The rest of the crew meet bad ends. Can't have them around as distractions from things like the son asking to be taught Coleridge while climbing the cave. If you didn't see this warm hearted renewal of father-son love coming from the first moment the son made it clear he didn't like his old man, you haven't been seeing enough movies.
I can't fault Cameron too much for the bum script. What kind of imaginative plot is even possible. I mean, okay - you want to make a movie about cave diving. But just because you can doesn't mean you should, at least unless and until you can think up some semblance of an original plot. Makes me wonder if they didn't get way too far into pre-production before they had to proceed with hack script work. Cameron is one of the best at turning tons of money into a major piece of technical work under the most difficult conditions (after first creating those conditions) and apparently now, getting others to do the same. But the script stinks on ice, and the technical work wasn't enough to keep me from wishing I had waited for the DVD.
Bottom line. The tired standard characters running on worn out plot rails detracted from the decent film work which was competent without being stunning. It wasn't interesting. It wasn't fun.
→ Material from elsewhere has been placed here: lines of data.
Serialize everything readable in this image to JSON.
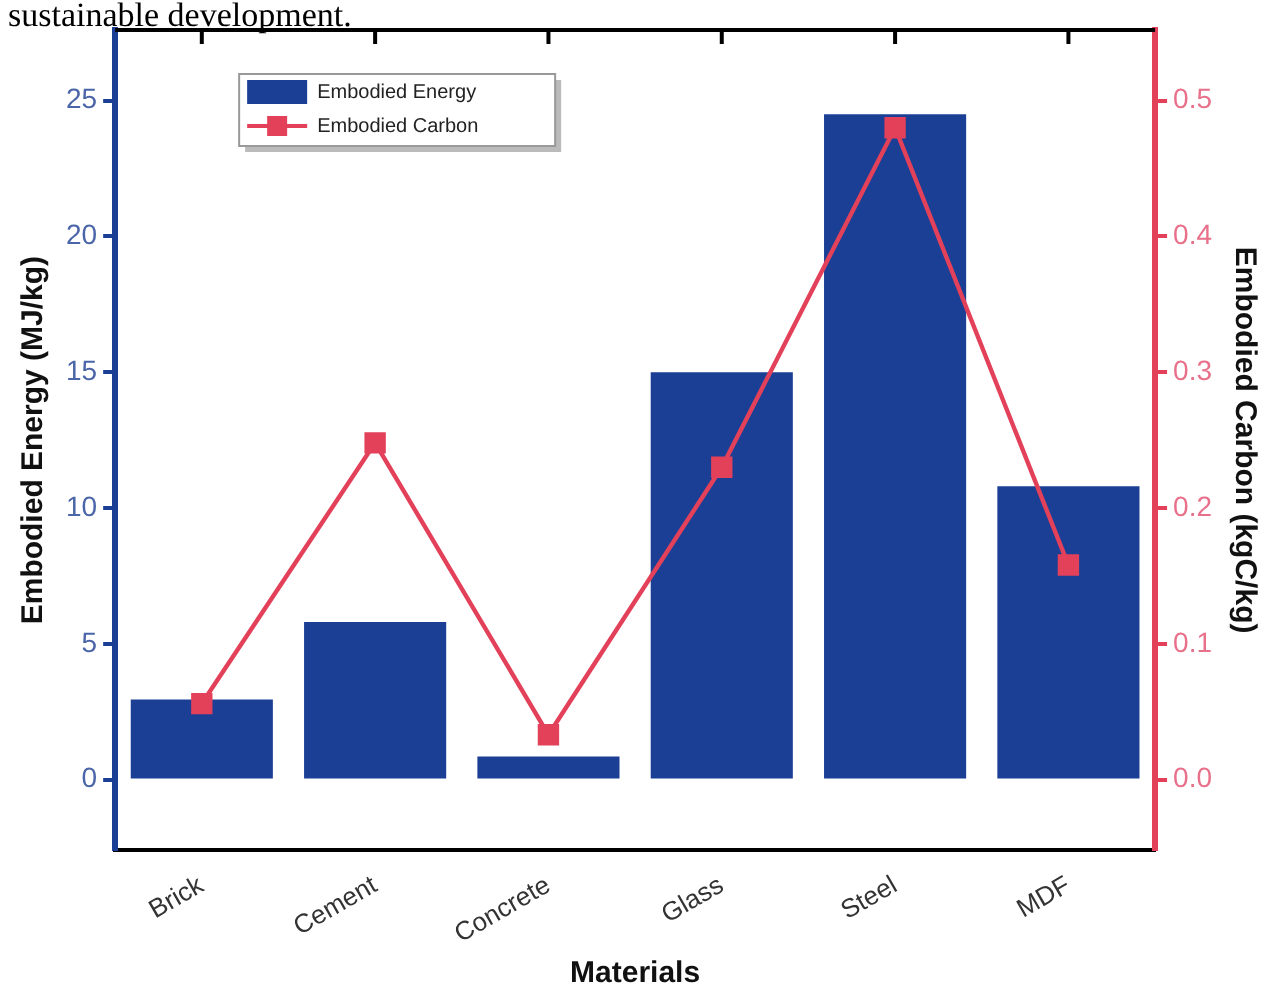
{
  "chart_data": {
    "type": "bar",
    "xlabel": "Materials",
    "ylabel": "Embodied Energy (MJ/kg)",
    "y2label": "Embodied Carbon (kgC/kg)",
    "annotations": [
      "sustainable development."
    ],
    "categories": [
      "Brick",
      "Cement",
      "Concrete",
      "Glass",
      "Steel",
      "MDF"
    ],
    "series": [
      {
        "name": "Embodied Energy",
        "color": "#1b3f95",
        "values": [
          2.95,
          5.8,
          0.85,
          15,
          24.5,
          10.8
        ]
      },
      {
        "name": "Embodied Carbon",
        "type": "line",
        "axis": "y2",
        "color": "#e3405a",
        "marker": "square",
        "values": [
          0.056,
          0.248,
          0.033,
          0.23,
          0.48,
          0.158
        ]
      }
    ],
    "ylim": [
      -2.6,
      27.6
    ],
    "yticks": [
      0,
      5,
      10,
      15,
      20,
      25
    ],
    "y2lim": [
      -0.052,
      0.552
    ],
    "y2ticks": [
      {
        "value": 0,
        "label": "0.0"
      },
      0.1,
      0.2,
      0.3,
      0.4,
      0.5
    ],
    "grid": false,
    "legend": "top left"
  }
}
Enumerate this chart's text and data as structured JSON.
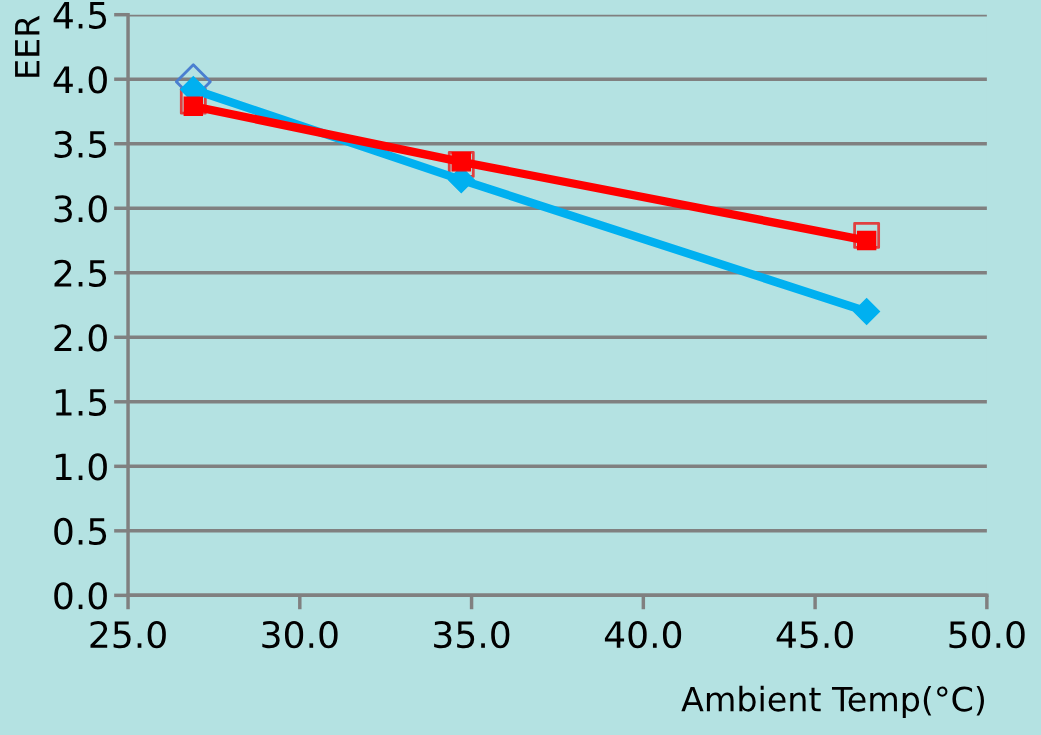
{
  "chart_data": {
    "type": "line",
    "xlabel": "Ambient Temp(°C)",
    "ylabel": "EER",
    "xlim": [
      25,
      50
    ],
    "xticks": [
      {
        "value": 25,
        "label": "25.0"
      },
      {
        "value": 30,
        "label": "30.0"
      },
      {
        "value": 35,
        "label": "35.0"
      },
      {
        "value": 40,
        "label": "40.0"
      },
      {
        "value": 45,
        "label": "45.0"
      },
      {
        "value": 50,
        "label": "50.0"
      }
    ],
    "ylim": [
      0,
      4.5
    ],
    "yticks": [
      {
        "value": 0,
        "label": "0.0"
      },
      {
        "value": 0.5,
        "label": "0.5"
      },
      {
        "value": 1,
        "label": "1.0"
      },
      {
        "value": 1.5,
        "label": "1.5"
      },
      {
        "value": 2,
        "label": "2.0"
      },
      {
        "value": 2.5,
        "label": "2.5"
      },
      {
        "value": 3,
        "label": "3.0"
      },
      {
        "value": 3.5,
        "label": "3.5"
      },
      {
        "value": 4,
        "label": "4.0"
      },
      {
        "value": 4.5,
        "label": "4.5"
      }
    ],
    "grid": "y",
    "series": [
      {
        "type": "scatter",
        "marker": "diamond",
        "color": "#4a7fd0",
        "x": [
          26.9
        ],
        "values": [
          3.98
        ]
      },
      {
        "type": "scatter",
        "marker": "square",
        "color": "#e04040",
        "x": [
          26.9,
          34.7,
          46.5
        ],
        "values": [
          3.83,
          3.34,
          2.79
        ]
      },
      {
        "marker": "diamond",
        "color": "#00b0f0",
        "x": [
          26.9,
          34.7,
          46.5
        ],
        "values": [
          3.92,
          3.22,
          2.2
        ]
      },
      {
        "marker": "square",
        "color": "#ff0000",
        "x": [
          26.9,
          34.7,
          46.5
        ],
        "values": [
          3.79,
          3.36,
          2.75
        ]
      }
    ]
  }
}
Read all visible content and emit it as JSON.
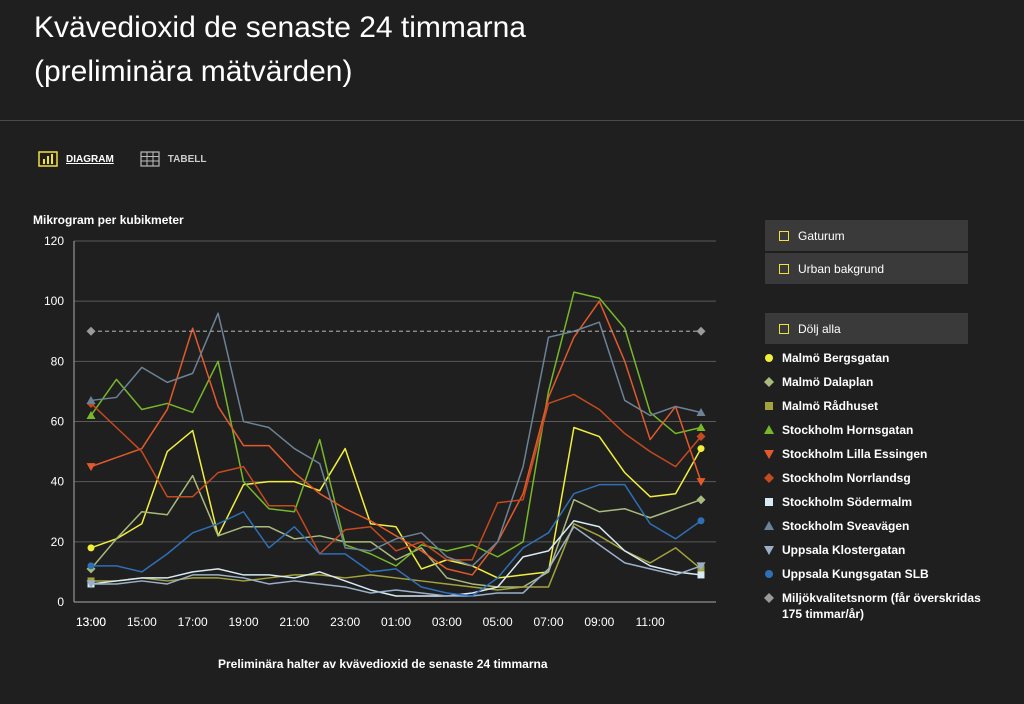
{
  "page": {
    "title_line1": "Kvävedioxid de senaste 24 timmarna",
    "title_line2": "(preliminära mätvärden)"
  },
  "tabs": [
    {
      "label": "DIAGRAM",
      "icon": "bar-chart-icon",
      "active": true
    },
    {
      "label": "TABELL",
      "icon": "table-icon",
      "active": false
    }
  ],
  "filters": [
    {
      "label": "Gaturum"
    },
    {
      "label": "Urban bakgrund"
    },
    {
      "label": "Dölj alla"
    }
  ],
  "chart_data": {
    "type": "line",
    "ylabel": "Mikrogram per kubikmeter",
    "caption": "Preliminära halter av kvävedioxid de senaste 24 timmarna",
    "ylim": [
      0,
      120
    ],
    "yticks": [
      0,
      20,
      40,
      60,
      80,
      100,
      120
    ],
    "x": [
      "13:00",
      "14:00",
      "15:00",
      "16:00",
      "17:00",
      "18:00",
      "19:00",
      "20:00",
      "21:00",
      "22:00",
      "23:00",
      "00:00",
      "01:00",
      "02:00",
      "03:00",
      "04:00",
      "05:00",
      "06:00",
      "07:00",
      "08:00",
      "09:00",
      "10:00",
      "11:00",
      "12:00",
      "13:00"
    ],
    "xticks": [
      "13:00",
      "15:00",
      "17:00",
      "19:00",
      "21:00",
      "23:00",
      "01:00",
      "03:00",
      "05:00",
      "07:00",
      "09:00",
      "11:00",
      "13:00"
    ],
    "grid": true,
    "series": [
      {
        "name": "Malmö Bergsgatan",
        "color": "#f2ef3c",
        "marker": "circle",
        "values": [
          18,
          21,
          26,
          50,
          57,
          22,
          39,
          40,
          40,
          37,
          51,
          26,
          25,
          11,
          14,
          12,
          8,
          9,
          10,
          58,
          55,
          43,
          35,
          36,
          51
        ]
      },
      {
        "name": "Malmö Dalaplan",
        "color": "#a9bb7c",
        "marker": "diamond",
        "values": [
          11,
          21,
          30,
          29,
          42,
          22,
          25,
          25,
          21,
          22,
          20,
          20,
          14,
          18,
          8,
          6,
          5,
          5,
          10,
          34,
          30,
          31,
          28,
          31,
          34
        ]
      },
      {
        "name": "Malmö Rådhuset",
        "color": "#a4a23c",
        "marker": "square",
        "values": [
          7,
          7,
          8,
          7,
          8,
          8,
          7,
          8,
          9,
          9,
          8,
          9,
          8,
          7,
          6,
          5,
          4,
          5,
          5,
          26,
          22,
          17,
          13,
          18,
          11
        ]
      },
      {
        "name": "Stockholm Hornsgatan",
        "color": "#76b82a",
        "marker": "triangle-up",
        "values": [
          62,
          74,
          64,
          66,
          63,
          80,
          40,
          31,
          30,
          54,
          19,
          16,
          12,
          19,
          17,
          19,
          15,
          20,
          70,
          103,
          101,
          91,
          63,
          56,
          58
        ]
      },
      {
        "name": "Stockholm Lilla Essingen",
        "color": "#e25a2b",
        "marker": "triangle-down",
        "values": [
          45,
          48,
          51,
          64,
          91,
          65,
          52,
          52,
          43,
          36,
          31,
          27,
          22,
          17,
          11,
          9,
          20,
          36,
          68,
          88,
          100,
          80,
          54,
          65,
          40
        ]
      },
      {
        "name": "Stockholm Norrlandsg",
        "color": "#c44a1f",
        "marker": "diamond",
        "values": [
          66,
          58,
          50,
          35,
          35,
          43,
          45,
          32,
          32,
          16,
          24,
          25,
          17,
          20,
          14,
          14,
          33,
          34,
          66,
          69,
          64,
          56,
          50,
          45,
          55
        ]
      },
      {
        "name": "Stockholm Södermalm",
        "color": "#d8eaf4",
        "marker": "square",
        "values": [
          6,
          7,
          8,
          8,
          10,
          11,
          9,
          9,
          8,
          10,
          7,
          4,
          2,
          2,
          2,
          3,
          5,
          15,
          17,
          27,
          25,
          17,
          12,
          10,
          9
        ]
      },
      {
        "name": "Stockholm Sveavägen",
        "color": "#6c8296",
        "marker": "triangle-up",
        "values": [
          67,
          68,
          78,
          73,
          76,
          96,
          60,
          58,
          51,
          46,
          18,
          17,
          21,
          23,
          15,
          12,
          20,
          45,
          88,
          90,
          93,
          67,
          62,
          65,
          63
        ]
      },
      {
        "name": "Uppsala Klostergatan",
        "color": "#9ab0c8",
        "marker": "triangle-down",
        "values": [
          6,
          6,
          7,
          6,
          9,
          9,
          8,
          6,
          7,
          6,
          5,
          3,
          4,
          3,
          2,
          2,
          3,
          3,
          11,
          25,
          19,
          13,
          11,
          9,
          12
        ]
      },
      {
        "name": "Uppsala Kungsgatan SLB",
        "color": "#2f6fb6",
        "marker": "circle",
        "values": [
          12,
          12,
          10,
          16,
          23,
          26,
          30,
          18,
          25,
          16,
          16,
          10,
          11,
          5,
          3,
          2,
          8,
          18,
          23,
          36,
          39,
          39,
          26,
          21,
          27
        ]
      },
      {
        "name": "Miljökvalitetsnorm (får överskridas 175 timmar/år)",
        "color": "#9a9a9a",
        "marker": "diamond",
        "dashed": true,
        "values": [
          90,
          90,
          90,
          90,
          90,
          90,
          90,
          90,
          90,
          90,
          90,
          90,
          90,
          90,
          90,
          90,
          90,
          90,
          90,
          90,
          90,
          90,
          90,
          90,
          90
        ]
      }
    ]
  }
}
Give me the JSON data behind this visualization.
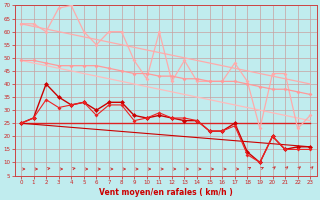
{
  "xlabel": "Vent moyen/en rafales ( km/h )",
  "xlim": [
    -0.5,
    23.5
  ],
  "ylim": [
    5,
    70
  ],
  "yticks": [
    5,
    10,
    15,
    20,
    25,
    30,
    35,
    40,
    45,
    50,
    55,
    60,
    65,
    70
  ],
  "xticks": [
    0,
    1,
    2,
    3,
    4,
    5,
    6,
    7,
    8,
    9,
    10,
    11,
    12,
    13,
    14,
    15,
    16,
    17,
    18,
    19,
    20,
    21,
    22,
    23
  ],
  "bg_color": "#c0ecee",
  "grid_color": "#c8a0a0",
  "series": [
    {
      "x": [
        0,
        1,
        2,
        3,
        4,
        5,
        6,
        7,
        8,
        9,
        10,
        11,
        12,
        13,
        14,
        15,
        16,
        17,
        18,
        19,
        20,
        21,
        22,
        23
      ],
      "y": [
        63,
        62,
        61,
        60,
        59,
        58,
        57,
        56,
        55,
        54,
        53,
        52,
        51,
        50,
        49,
        48,
        47,
        46,
        45,
        44,
        43,
        42,
        41,
        40
      ],
      "color": "#ffaaaa",
      "lw": 0.9,
      "marker": null,
      "ms": 0
    },
    {
      "x": [
        0,
        1,
        2,
        3,
        4,
        5,
        6,
        7,
        8,
        9,
        10,
        11,
        12,
        13,
        14,
        15,
        16,
        17,
        18,
        19,
        20,
        21,
        22,
        23
      ],
      "y": [
        49,
        48,
        47,
        46,
        45,
        44,
        43,
        42,
        41,
        40,
        39,
        38,
        37,
        36,
        35,
        34,
        33,
        32,
        31,
        30,
        29,
        28,
        27,
        26
      ],
      "color": "#ffbbbb",
      "lw": 0.9,
      "marker": null,
      "ms": 0
    },
    {
      "x": [
        0,
        1,
        2,
        3,
        4,
        5,
        6,
        7,
        8,
        9,
        10,
        11,
        12,
        13,
        14,
        15,
        16,
        17,
        18,
        19,
        20,
        21,
        22,
        23
      ],
      "y": [
        63,
        63,
        60,
        69,
        70,
        60,
        55,
        60,
        60,
        49,
        42,
        60,
        41,
        49,
        41,
        41,
        41,
        48,
        41,
        23,
        44,
        44,
        23,
        28
      ],
      "color": "#ffaaaa",
      "lw": 0.9,
      "marker": "D",
      "ms": 2.0
    },
    {
      "x": [
        0,
        1,
        2,
        3,
        4,
        5,
        6,
        7,
        8,
        9,
        10,
        11,
        12,
        13,
        14,
        15,
        16,
        17,
        18,
        19,
        20,
        21,
        22,
        23
      ],
      "y": [
        49,
        49,
        48,
        47,
        47,
        47,
        47,
        46,
        45,
        44,
        44,
        43,
        43,
        42,
        42,
        41,
        41,
        41,
        40,
        39,
        38,
        38,
        37,
        36
      ],
      "color": "#ff9999",
      "lw": 0.9,
      "marker": "D",
      "ms": 2.0
    },
    {
      "x": [
        0,
        1,
        2,
        3,
        4,
        5,
        6,
        7,
        8,
        9,
        10,
        11,
        12,
        13,
        14,
        15,
        16,
        17,
        18,
        19,
        20,
        21,
        22,
        23
      ],
      "y": [
        25,
        25,
        25,
        25,
        25,
        25,
        25,
        25,
        25,
        25,
        25,
        25,
        25,
        25,
        25,
        25,
        25,
        25,
        25,
        25,
        25,
        25,
        25,
        25
      ],
      "color": "#dd2222",
      "lw": 1.0,
      "marker": null,
      "ms": 0
    },
    {
      "x": [
        0,
        1,
        2,
        3,
        4,
        5,
        6,
        7,
        8,
        9,
        10,
        11,
        12,
        13,
        14,
        15,
        16,
        17,
        18,
        19,
        20,
        21,
        22,
        23
      ],
      "y": [
        25,
        27,
        40,
        35,
        32,
        33,
        30,
        33,
        33,
        28,
        27,
        28,
        27,
        26,
        26,
        22,
        22,
        25,
        14,
        10,
        20,
        15,
        16,
        16
      ],
      "color": "#cc0000",
      "lw": 1.0,
      "marker": "D",
      "ms": 2.5
    },
    {
      "x": [
        0,
        1,
        2,
        3,
        4,
        5,
        6,
        7,
        8,
        9,
        10,
        11,
        12,
        13,
        14,
        15,
        16,
        17,
        18,
        19,
        20,
        21,
        22,
        23
      ],
      "y": [
        25,
        27,
        34,
        31,
        32,
        33,
        28,
        32,
        32,
        26,
        27,
        29,
        27,
        27,
        26,
        22,
        22,
        24,
        13,
        10,
        20,
        15,
        15,
        15
      ],
      "color": "#ee2222",
      "lw": 0.8,
      "marker": "D",
      "ms": 2.0
    },
    {
      "x": [
        0,
        23
      ],
      "y": [
        25,
        16
      ],
      "color": "#cc0000",
      "lw": 0.8,
      "marker": null,
      "ms": 0
    }
  ],
  "arrow_color": "#cc3333",
  "arrow_angles": [
    0,
    0,
    15,
    0,
    15,
    0,
    0,
    0,
    0,
    0,
    0,
    0,
    0,
    0,
    0,
    0,
    0,
    0,
    30,
    30,
    45,
    45,
    45,
    45
  ]
}
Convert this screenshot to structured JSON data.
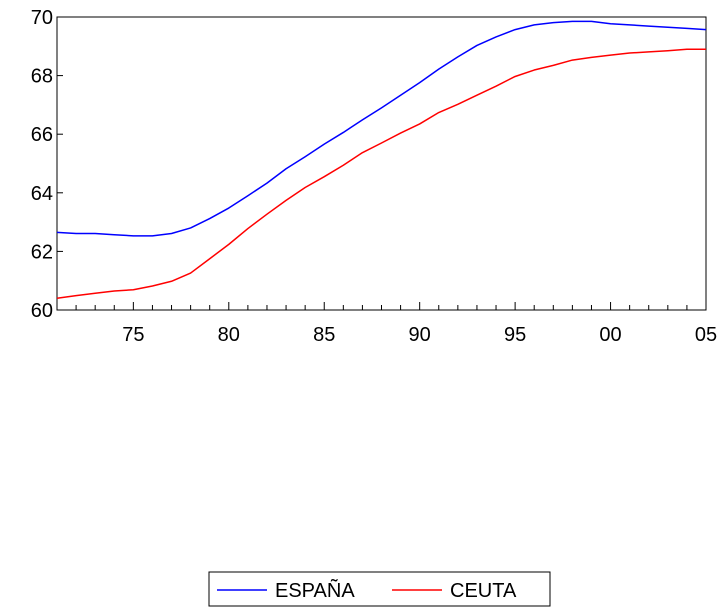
{
  "chart_data": {
    "type": "line",
    "title": "",
    "xlabel": "",
    "ylabel": "",
    "x": [
      1971,
      1972,
      1973,
      1974,
      1975,
      1976,
      1977,
      1978,
      1979,
      1980,
      1981,
      1982,
      1983,
      1984,
      1985,
      1986,
      1987,
      1988,
      1989,
      1990,
      1991,
      1992,
      1993,
      1994,
      1995,
      1996,
      1997,
      1998,
      1999,
      2000,
      2001,
      2002,
      2003,
      2004,
      2005
    ],
    "xlim": [
      1971,
      2005
    ],
    "ylim": [
      60,
      70
    ],
    "x_ticks": [
      {
        "value": 1975,
        "label": "75"
      },
      {
        "value": 1980,
        "label": "80"
      },
      {
        "value": 1985,
        "label": "85"
      },
      {
        "value": 1990,
        "label": "90"
      },
      {
        "value": 1995,
        "label": "95"
      },
      {
        "value": 2000,
        "label": "00"
      },
      {
        "value": 2005,
        "label": "05"
      }
    ],
    "y_ticks": [
      {
        "value": 60,
        "label": "60"
      },
      {
        "value": 62,
        "label": "62"
      },
      {
        "value": 64,
        "label": "64"
      },
      {
        "value": 66,
        "label": "66"
      },
      {
        "value": 68,
        "label": "68"
      },
      {
        "value": 70,
        "label": "70"
      }
    ],
    "grid": false,
    "legend_position": "bottom-center",
    "series": [
      {
        "name": "ESPAÑA",
        "color": "#0000ff",
        "values": [
          62.65,
          62.61,
          62.61,
          62.57,
          62.53,
          62.53,
          62.61,
          62.8,
          63.12,
          63.48,
          63.9,
          64.33,
          64.82,
          65.23,
          65.66,
          66.06,
          66.49,
          66.9,
          67.33,
          67.76,
          68.22,
          68.64,
          69.03,
          69.32,
          69.57,
          69.73,
          69.81,
          69.85,
          69.85,
          69.77,
          69.73,
          69.69,
          69.65,
          69.61,
          69.57
        ]
      },
      {
        "name": "CEUTA",
        "color": "#ff0000",
        "values": [
          60.4,
          60.49,
          60.57,
          60.65,
          60.69,
          60.82,
          60.98,
          61.26,
          61.75,
          62.24,
          62.78,
          63.27,
          63.74,
          64.18,
          64.55,
          64.94,
          65.37,
          65.7,
          66.04,
          66.35,
          66.74,
          67.02,
          67.33,
          67.64,
          67.97,
          68.19,
          68.35,
          68.53,
          68.62,
          68.7,
          68.77,
          68.81,
          68.85,
          68.9,
          68.9
        ]
      }
    ]
  }
}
At one point, the father and son pass through another sink hole where a Japanese tank fell in back in WWII. Skeltons scattered around. I think you could have made a better film about those soldiers. I think I would have cared about them. As one reviewer said, "I'd rather just go on a dive."
(The saddest thing is maybe that the best part of the experience was the Coming Attractions trailer for Cowboys and Aliens. How can you resist that premise?)